Market players used to complain that the lock mechanism was not providing them an opportunity to exit. Well, they had an opportunity to do so on Tuesday. Where did all the sellers vanish? Why was every one a buyer yesterday? How come, no one availed of the exit opportunity? Something, indeed is not right!
Big brokers and KSE Directors had promised that the KSE Index would go back to the 15,000 level if the present capital gains tax free regime is extended for two more years. The PPP co-chairman, Asif Ali Zardari, despite opposition from both Finance Minister Syed Naveed Qamar and the Economic Advisory Council led by Shaukat Tarin, obliged the directors. But then the index after recovering for a day or two continued to drop.
Obviously, the ongoing political turmoil, the tightening of monetary policy, the persistent macro-economic imbalances and governance issues to check an economic down-slide weighed on the market. The fall of regional markets due to the food and oil (upward) price pressures showed KSE's fall was not exceptional.
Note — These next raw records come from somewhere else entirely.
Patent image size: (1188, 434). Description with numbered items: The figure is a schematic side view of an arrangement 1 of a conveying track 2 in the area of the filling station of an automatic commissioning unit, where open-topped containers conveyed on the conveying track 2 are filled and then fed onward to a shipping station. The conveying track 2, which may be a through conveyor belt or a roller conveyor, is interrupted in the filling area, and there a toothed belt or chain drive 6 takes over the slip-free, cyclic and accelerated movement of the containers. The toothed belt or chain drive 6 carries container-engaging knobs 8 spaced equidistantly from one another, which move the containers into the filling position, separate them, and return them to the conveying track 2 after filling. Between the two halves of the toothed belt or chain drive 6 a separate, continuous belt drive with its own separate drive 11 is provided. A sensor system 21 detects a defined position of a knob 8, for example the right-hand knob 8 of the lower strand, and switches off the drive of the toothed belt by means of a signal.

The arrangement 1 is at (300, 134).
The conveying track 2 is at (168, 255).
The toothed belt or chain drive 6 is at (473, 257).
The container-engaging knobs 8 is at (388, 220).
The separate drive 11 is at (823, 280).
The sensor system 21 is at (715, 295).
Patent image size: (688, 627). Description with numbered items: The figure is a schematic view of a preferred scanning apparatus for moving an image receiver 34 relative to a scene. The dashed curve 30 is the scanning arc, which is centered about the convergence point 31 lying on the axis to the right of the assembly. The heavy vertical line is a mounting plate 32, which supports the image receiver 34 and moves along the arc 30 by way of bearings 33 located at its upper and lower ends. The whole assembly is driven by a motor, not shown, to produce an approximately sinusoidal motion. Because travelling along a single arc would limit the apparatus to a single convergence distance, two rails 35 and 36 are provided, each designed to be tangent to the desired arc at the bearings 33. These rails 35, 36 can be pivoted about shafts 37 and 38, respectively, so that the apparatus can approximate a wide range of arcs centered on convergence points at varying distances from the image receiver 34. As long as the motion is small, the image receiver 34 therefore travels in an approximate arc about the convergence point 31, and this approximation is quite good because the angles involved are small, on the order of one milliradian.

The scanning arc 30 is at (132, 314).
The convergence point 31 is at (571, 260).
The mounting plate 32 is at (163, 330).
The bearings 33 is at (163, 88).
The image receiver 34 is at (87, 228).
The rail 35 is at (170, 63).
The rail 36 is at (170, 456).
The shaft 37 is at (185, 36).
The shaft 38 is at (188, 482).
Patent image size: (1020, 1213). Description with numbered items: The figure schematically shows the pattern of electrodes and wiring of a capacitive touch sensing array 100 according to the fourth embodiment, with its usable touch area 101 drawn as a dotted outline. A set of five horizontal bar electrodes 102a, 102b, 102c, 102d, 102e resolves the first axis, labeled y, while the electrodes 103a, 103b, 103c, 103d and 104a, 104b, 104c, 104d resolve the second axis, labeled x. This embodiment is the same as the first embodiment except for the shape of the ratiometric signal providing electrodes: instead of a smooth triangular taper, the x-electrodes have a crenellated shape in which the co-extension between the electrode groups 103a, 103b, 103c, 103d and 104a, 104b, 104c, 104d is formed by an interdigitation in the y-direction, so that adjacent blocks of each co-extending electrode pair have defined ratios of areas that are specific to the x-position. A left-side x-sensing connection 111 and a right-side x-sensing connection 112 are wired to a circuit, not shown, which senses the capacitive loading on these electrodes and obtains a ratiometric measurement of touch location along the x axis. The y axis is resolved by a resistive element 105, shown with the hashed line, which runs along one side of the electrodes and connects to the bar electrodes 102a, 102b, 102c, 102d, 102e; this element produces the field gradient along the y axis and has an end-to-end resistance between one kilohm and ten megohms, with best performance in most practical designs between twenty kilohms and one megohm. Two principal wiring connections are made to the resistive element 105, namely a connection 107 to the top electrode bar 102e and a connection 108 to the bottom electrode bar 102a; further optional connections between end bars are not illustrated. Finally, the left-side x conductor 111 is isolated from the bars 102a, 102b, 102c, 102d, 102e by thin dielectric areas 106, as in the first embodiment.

But lately the value of a number of blue chip stocks on KSE dipped to low levels. There was no apparent logical reason for institutional investors, mutual funds or overseas fund managers to remain on the sidelines and not buy on such attractive prices.
Tuesday's market behaviour only reinforces the belief that these savvy investors were apprehending manipulation to push the market down. Who was doing it and for whose benefit needs to be probed. The decision to allow bank guarantees as margin will help in generating liquidity for the market.
Let us hope that this additional liquidity stays in the country and does not flow out for more real estate investment in UAE. Political stability and growing economic opportunities will bring the money back. If it happened after 9/11, it can happen again. But conditions to absorb this inflow must be there.
The SECP needs to lower the financial limit for Real Estate Investment Trust (REIT). The affection, respect and love the rich Pakistanis receive within the country are not available anywhere else, not even across the Gulf.
The opportunity provided in the budget to bring assets from grey to the tax economy by paying 2 percent tax is not a sufficient inducement. The return earned on investment in agriculture, industry and infrastructure projects needs to be more than the existing return potential provided in the tax evaded sector.